From 5d1a536621403b442eef60ddd35e6b7a46fb04b7 Mon Sep 17 00:00:00 2001
From: Aaron Carroll <aaronc@gelato.unsw.edu.au>
Date: Tue, 30 Oct 2007 10:40:12 +0100
Subject: Deadline iosched: Factor out finding latter reques

Factor finding the next request in sector-sorted order into
a function deadline_latter_request.

Signed-off-by: Aaron Carroll <aaronc@gelato.unsw.edu.au>
Signed-off-by: Jens Axboe <jens.axboe@oracle.com>
---
 block/deadline-iosched.c | 28 +++++++++++++++++-----------
 1 file changed, 17 insertions(+), 11 deletions(-)

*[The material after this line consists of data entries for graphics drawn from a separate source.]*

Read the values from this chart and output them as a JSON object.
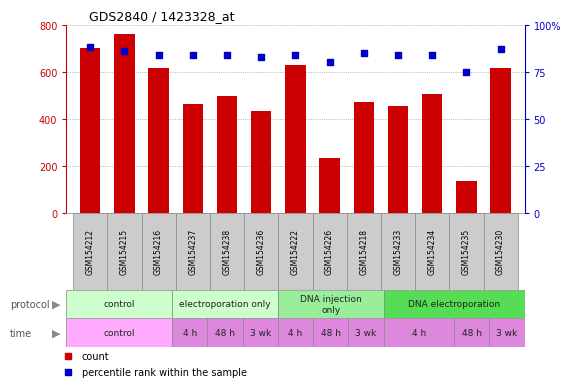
{
  "title": "GDS2840 / 1423328_at",
  "samples": [
    "GSM154212",
    "GSM154215",
    "GSM154216",
    "GSM154237",
    "GSM154238",
    "GSM154236",
    "GSM154222",
    "GSM154226",
    "GSM154218",
    "GSM154233",
    "GSM154234",
    "GSM154235",
    "GSM154230"
  ],
  "counts": [
    700,
    760,
    615,
    465,
    495,
    435,
    630,
    235,
    470,
    455,
    505,
    135,
    615
  ],
  "percentile": [
    88,
    86,
    84,
    84,
    84,
    83,
    84,
    80,
    85,
    84,
    84,
    75,
    87
  ],
  "bar_color": "#cc0000",
  "dot_color": "#0000cc",
  "ylim_left": [
    0,
    800
  ],
  "ylim_right": [
    0,
    100
  ],
  "yticks_left": [
    0,
    200,
    400,
    600,
    800
  ],
  "yticks_right": [
    0,
    25,
    50,
    75,
    100
  ],
  "proto_bounds": [
    {
      "start": 0,
      "end": 3,
      "label": "control",
      "color": "#ccffcc"
    },
    {
      "start": 3,
      "end": 6,
      "label": "electroporation only",
      "color": "#ccffcc"
    },
    {
      "start": 6,
      "end": 9,
      "label": "DNA injection\nonly",
      "color": "#99ee99"
    },
    {
      "start": 9,
      "end": 13,
      "label": "DNA electroporation",
      "color": "#55dd55"
    }
  ],
  "time_bounds": [
    {
      "start": 0,
      "end": 3,
      "label": "control",
      "color": "#ffaaff"
    },
    {
      "start": 3,
      "end": 4,
      "label": "4 h",
      "color": "#dd88dd"
    },
    {
      "start": 4,
      "end": 5,
      "label": "48 h",
      "color": "#dd88dd"
    },
    {
      "start": 5,
      "end": 6,
      "label": "3 wk",
      "color": "#dd88dd"
    },
    {
      "start": 6,
      "end": 7,
      "label": "4 h",
      "color": "#dd88dd"
    },
    {
      "start": 7,
      "end": 8,
      "label": "48 h",
      "color": "#dd88dd"
    },
    {
      "start": 8,
      "end": 9,
      "label": "3 wk",
      "color": "#dd88dd"
    },
    {
      "start": 9,
      "end": 11,
      "label": "4 h",
      "color": "#dd88dd"
    },
    {
      "start": 11,
      "end": 12,
      "label": "48 h",
      "color": "#dd88dd"
    },
    {
      "start": 12,
      "end": 13,
      "label": "3 wk",
      "color": "#dd88dd"
    }
  ],
  "sample_box_color": "#cccccc",
  "sample_box_edge": "#888888",
  "legend_count_color": "#cc0000",
  "legend_dot_color": "#0000cc",
  "background_color": "#ffffff",
  "grid_color": "#888888",
  "label_proto": "protocol",
  "label_time": "time"
}
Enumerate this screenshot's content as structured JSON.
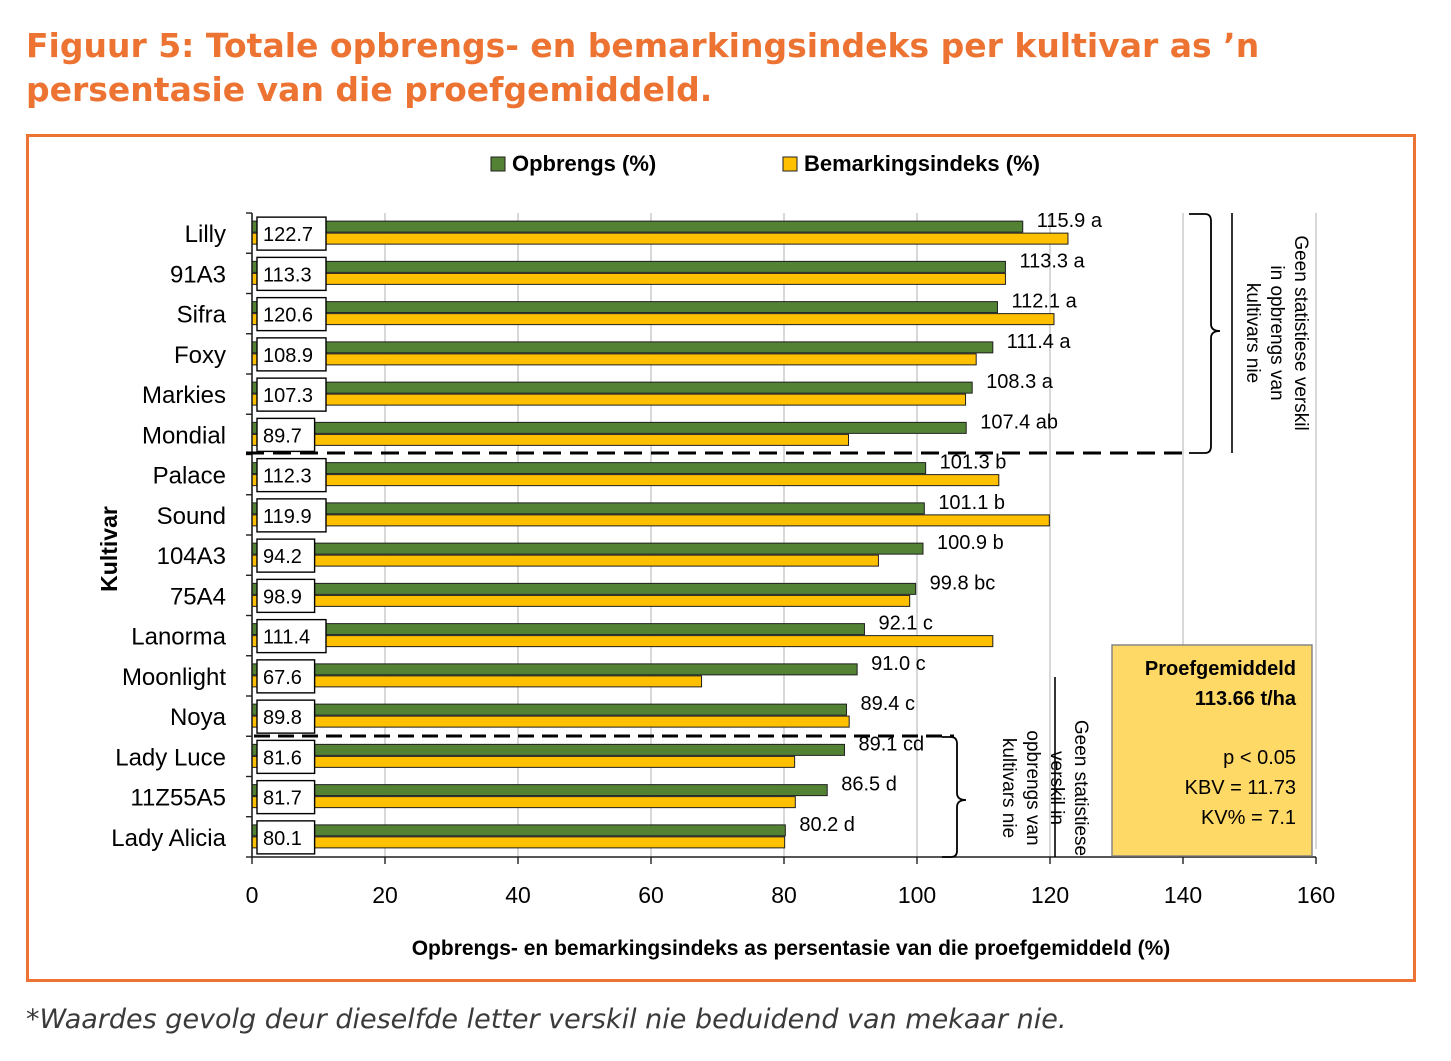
{
  "figure": {
    "title": "Figuur 5: Totale opbrengs- en bemarkingsindeks per kultivar as ’n persentasie van die proefgemiddeld.",
    "footnote": "*Waardes gevolg deur dieselfde letter verskil nie beduidend van mekaar nie."
  },
  "colors": {
    "accent": "#ED7332",
    "yield_bar": "#548235",
    "market_bar": "#FFC000",
    "mean_box": "#FFD966"
  },
  "annotations": {
    "group_top_note": [
      "Geen statistiese verskil",
      "in opbrengs van",
      "kultivars nie"
    ],
    "group_bottom_note": [
      "Geen statistiese",
      "verskil in",
      "opbrengs van",
      "kultivars nie"
    ]
  },
  "mean_box": {
    "heading": "Proefgemiddeld",
    "value": "113.66 t/ha",
    "p": "p < 0.05",
    "kbv": "KBV = 11.73",
    "kv": "KV% = 7.1"
  },
  "chart_data": {
    "type": "bar",
    "orientation": "horizontal",
    "title": "",
    "xlabel": "Opbrengs- en bemarkingsindeks as persentasie van die proefgemiddeld (%)",
    "ylabel": "Kultivar",
    "xlim": [
      0,
      160
    ],
    "xticks": [
      0,
      20,
      40,
      60,
      80,
      100,
      120,
      140,
      160
    ],
    "legend_position": "top",
    "categories": [
      "Lilly",
      "91A3",
      "Sifra",
      "Foxy",
      "Markies",
      "Mondial",
      "Palace",
      "Sound",
      "104A3",
      "75A4",
      "Lanorma",
      "Moonlight",
      "Noya",
      "Lady Luce",
      "11Z55A5",
      "Lady Alicia"
    ],
    "series": [
      {
        "name": "Opbrengs (%)",
        "values": [
          115.9,
          113.3,
          112.1,
          111.4,
          108.3,
          107.4,
          101.3,
          101.1,
          100.9,
          99.8,
          92.1,
          91.0,
          89.4,
          89.1,
          86.5,
          80.2
        ],
        "labels": [
          "115.9 a",
          "113.3 a",
          "112.1 a",
          "111.4 a",
          "108.3 a",
          "107.4 ab",
          "101.3 b",
          "101.1 b",
          "100.9 b",
          "99.8 bc",
          "92.1 c",
          "91.0 c",
          "89.4 c",
          "89.1 cd",
          "86.5 d",
          "80.2 d"
        ]
      },
      {
        "name": "Bemarkingsindeks (%)",
        "values": [
          122.7,
          113.3,
          120.6,
          108.9,
          107.3,
          89.7,
          112.3,
          119.9,
          94.2,
          98.9,
          111.4,
          67.6,
          89.8,
          81.6,
          81.7,
          80.1
        ],
        "labels": [
          "122.7",
          "113.3",
          "120.6",
          "108.9",
          "107.3",
          "89.7",
          "112.3",
          "119.9",
          "94.2",
          "98.9",
          "111.4",
          "67.6",
          "89.8",
          "81.6",
          "81.7",
          "80.1"
        ]
      }
    ]
  }
}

diff --git a/block/deadline-iosched.c b/block/deadline-iosched.c
index 1a511ffaf8a..a44437e5a94 100644
--- a/block/deadline-iosched.c
+++ b/block/deadline-iosched.c
@@ -55,6 +55,20 @@ static void deadline_move_request(struct deadline_data *, struct request *);
 
 #define RQ_RB_ROOT(dd, rq)	(&(dd)->sort_list[rq_data_dir((rq))])
 
+/*
+ * get the request after `rq' in sector-sorted order
+ */
+static inline struct request *
+deadline_latter_request(struct request *rq)
+{
+	struct rb_node *node = rb_next(&rq->rb_node);
+
+	if (node)
+		return rb_entry_rq(node);
+
+	return NULL;
+}
+
 static void
 deadline_add_rq_rb(struct deadline_data *dd, struct request *rq)
 {
@@ -74,13 +88,8 @@ deadline_del_rq_rb(struct deadline_data *dd, struct request *rq)
 {
 	const int data_dir = rq_data_dir(rq);
 
-	if (dd->next_rq[data_dir] == rq) {
-		struct rb_node *rbnext = rb_next(&rq->rb_node);
-
-		dd->next_rq[data_dir] = NULL;
-		if (rbnext)
-			dd->next_rq[data_dir] = rb_entry_rq(rbnext);
-	}
+	if (dd->next_rq[data_dir] == rq)
+		dd->next_rq[data_dir] = deadline_latter_request(rq);
 
 	elv_rb_del(RQ_RB_ROOT(dd, rq), rq);
 }
@@ -198,14 +207,11 @@ static void
 deadline_move_request(struct deadline_data *dd, struct request *rq)
 {
 	const int data_dir = rq_data_dir(rq);
-	struct rb_node *rbnext = rb_next(&rq->rb_node);
 
 	dd->next_rq[READ] = NULL;
 	dd->next_rq[WRITE] = NULL;
+	dd->next_rq[data_dir] = deadline_latter_request(rq);
 
-	if (rbnext)
-		dd->next_rq[data_dir] = rb_entry_rq(rbnext);
-	
 	dd->last_sector = rq->sector + rq->nr_sectors;
 
 	/*
-- 
cgit v1.2.3


From dfb3d72a9aa519672c9ae06f0d2f93eccb35482f Mon Sep 17 00:00:00 2001
From: Aaron Carroll <aaronc@gelato.unsw.edu.au>
Date: Tue, 30 Oct 2007 10:40:13 +0100
Subject: Deadline iosched: Reset batch for ordered requests

The deadline I/O scheduler does not reset the batch count when starting
a new batch at a higher-sectored request.  This means the second and
subsequent batch in the same data direction will never exceed a single
request in size whenever higher-sectored requests are pending.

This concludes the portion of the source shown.